Davos call for global action against cybercrime
Agence France-Presse
AFP photo
International action to snuff out cybercrime is desperately needed, officials and business leaders said here, warning that criminals move at Internet speed while countries drag their feet.Many hackers are no longer just mischievous individuals.
Instead well-funded organisations do it for profit, along with spies and terrorists, but many governments are struggling to fight it.
"Many countries don't have laws to criminalise cyber crime, they don't have means and tools to investigate, to share information," said Yury Fedotov, who heads the United Nations office on drugs and crime.
Cybercrime is "interconnected in terms of crime, but not interconnected in collaboration" against it, he added, noting that there is not even an agreement on what constitutes cybercrime.
Fedotov said his greatest wish would be "to get a clear definition of cybercrime -- to be clear about what should be rejected by member states and what should be allowed."

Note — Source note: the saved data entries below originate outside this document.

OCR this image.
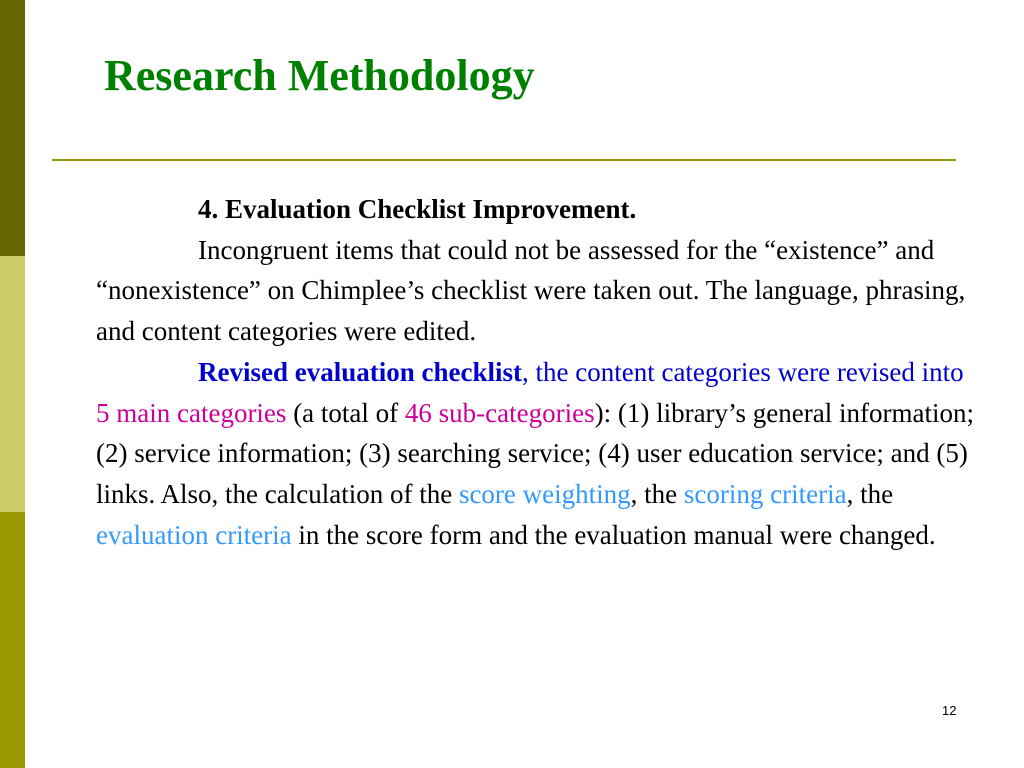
Research Methodology

4. Evaluation Checklist Improvement.

Incongruent items that could not be assessed for the “existence” and “nonexistence” on Chimplee’s checklist were taken out. The language, phrasing, and content categories were edited.

Revised evaluation checklist, the content categories were revised into 5 main categories (a total of 46 sub-categories): (1) library’s general information; (2) service information; (3) searching service; (4) user education service; and (5) links. Also, the calculation of the score weighting, the scoring criteria, the evaluation criteria in the score form and the evaluation manual were changed.

12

"Criminals move at the speed of Internet and countries move at speed of democracy -- that's the discrepancy," warned Moises Naim, senior associate at the Carnegie Endowment for International Peace.

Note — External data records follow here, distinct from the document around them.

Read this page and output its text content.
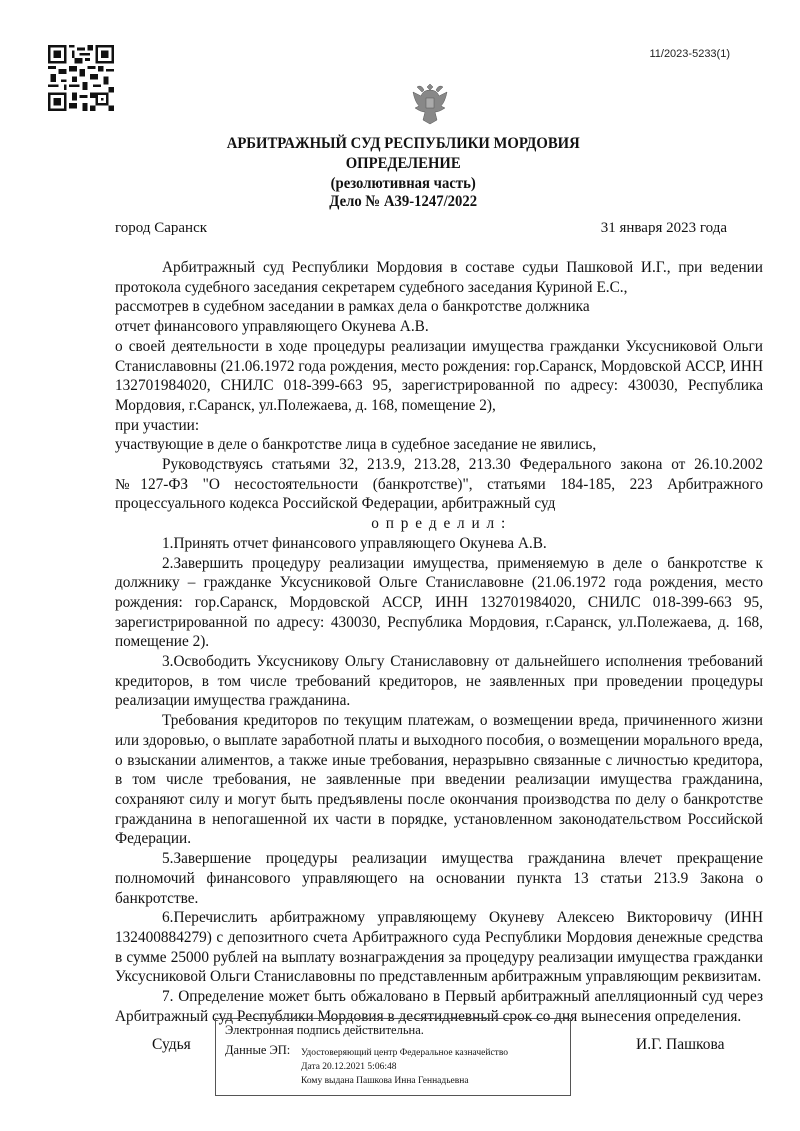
11/2023-5233(1)
АРБИТРАЖНЫЙ СУД РЕСПУБЛИКИ МОРДОВИЯ
ОПРЕДЕЛЕНИЕ
(резолютивная часть)
Дело № А39-1247/2022
город Саранск	31 января 2023 года

Арбитражный суд Республики Мордовия в составе судьи Пашковой И.Г., при ведении протокола судебного заседания секретарем судебного заседания Куриной Е.С.,

рассмотрев в судебном заседании в рамках дела о банкротстве должника

отчет финансового управляющего Окунева А.В.

о своей деятельности в ходе процедуры реализации имущества гражданки Уксусниковой Ольги Станиславовны (21.06.1972 года рождения, место рождения: гор.Саранск, Мордовской АССР, ИНН 132701984020, СНИЛС 018-399-663 95, зарегистрированной по адресу: 430030, Республика Мордовия, г.Саранск, ул.Полежаева, д. 168, помещение 2),

при участии:

участвующие в деле о банкротстве лица в судебное заседание не явились,

Руководствуясь статьями 32, 213.9, 213.28, 213.30 Федерального закона от 26.10.2002 №127-ФЗ "О несостоятельности (банкротстве)", статьями 184-185, 223 Арбитражного процессуального кодекса Российской Федерации, арбитражный суд

о п р е д е л и л :

1.Принять отчет финансового управляющего Окунева А.В.

2.Завершить процедуру реализации имущества, применяемую в деле о банкротстве к должнику – гражданке Уксусниковой Ольге Станиславовне (21.06.1972 года рождения, место рождения: гор.Саранск, Мордовской АССР, ИНН 132701984020, СНИЛС 018-399-663 95, зарегистрированной по адресу: 430030, Республика Мордовия, г.Саранск, ул.Полежаева, д. 168, помещение 2).

3.Освободить Уксусникову Ольгу Станиславовну от дальнейшего исполнения требований кредиторов, в том числе требований кредиторов, не заявленных при проведении процедуры реализации имущества гражданина.

Требования кредиторов по текущим платежам, о возмещении вреда, причиненного жизни или здоровью, о выплате заработной платы и выходного пособия, о возмещении морального вреда, о взыскании алиментов, а также иные требования, неразрывно связанные с личностью кредитора, в том числе требования, не заявленные при введении реализации имущества гражданина, сохраняют силу и могут быть предъявлены после окончания производства по делу о банкротстве гражданина в непогашенной их части в порядке, установленном законодательством Российской Федерации.

5.Завершение процедуры реализации имущества гражданина влечет прекращение полномочий финансового управляющего на основании пункта 13 статьи 213.9 Закона о банкротстве.

6.Перечислить арбитражному управляющему Окуневу Алексею Викторовичу (ИНН 132400884279) с депозитного счета Арбитражного суда Республики Мордовия денежные средства в сумме 25000 рублей на выплату вознаграждения за процедуру реализации имущества гражданки Уксусниковой Ольги Станиславовны по представленным арбитражным управляющим реквизитам.

7. Определение может быть обжаловано в Первый арбитражный апелляционный суд через Арбитражный суд Республики Мордовия в десятидневный срок со дня вынесения определения.

Судья
Электронная подпись действительна.
Данные ЭП: Удостоверяющий центр Федеральное казначейство
Дата 20.12.2021 5:06:48
Кому выдана Пашкова Инна Геннадьевна
И.Г. Пашкова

In one of the major recent attacks in January, a hacker brought down the websites of Israel's national carrier El Al and the Tel Aviv Stock Exchange.
It marked the latest incident in a series of attacks only days into 2012, which saw details of tens of thousands of Israeli credit cards posted online and websites defaced by hackers claiming to be from Saudi Arabia or Gaza.
Sami Abu Zuhri, a spokesman for Gaza's Hamas rulers, has hailed the action, describing it as "a sign of the Arab youth's creativity in inventing new forms of Arab and Islamic resistance against the Israeli occupation."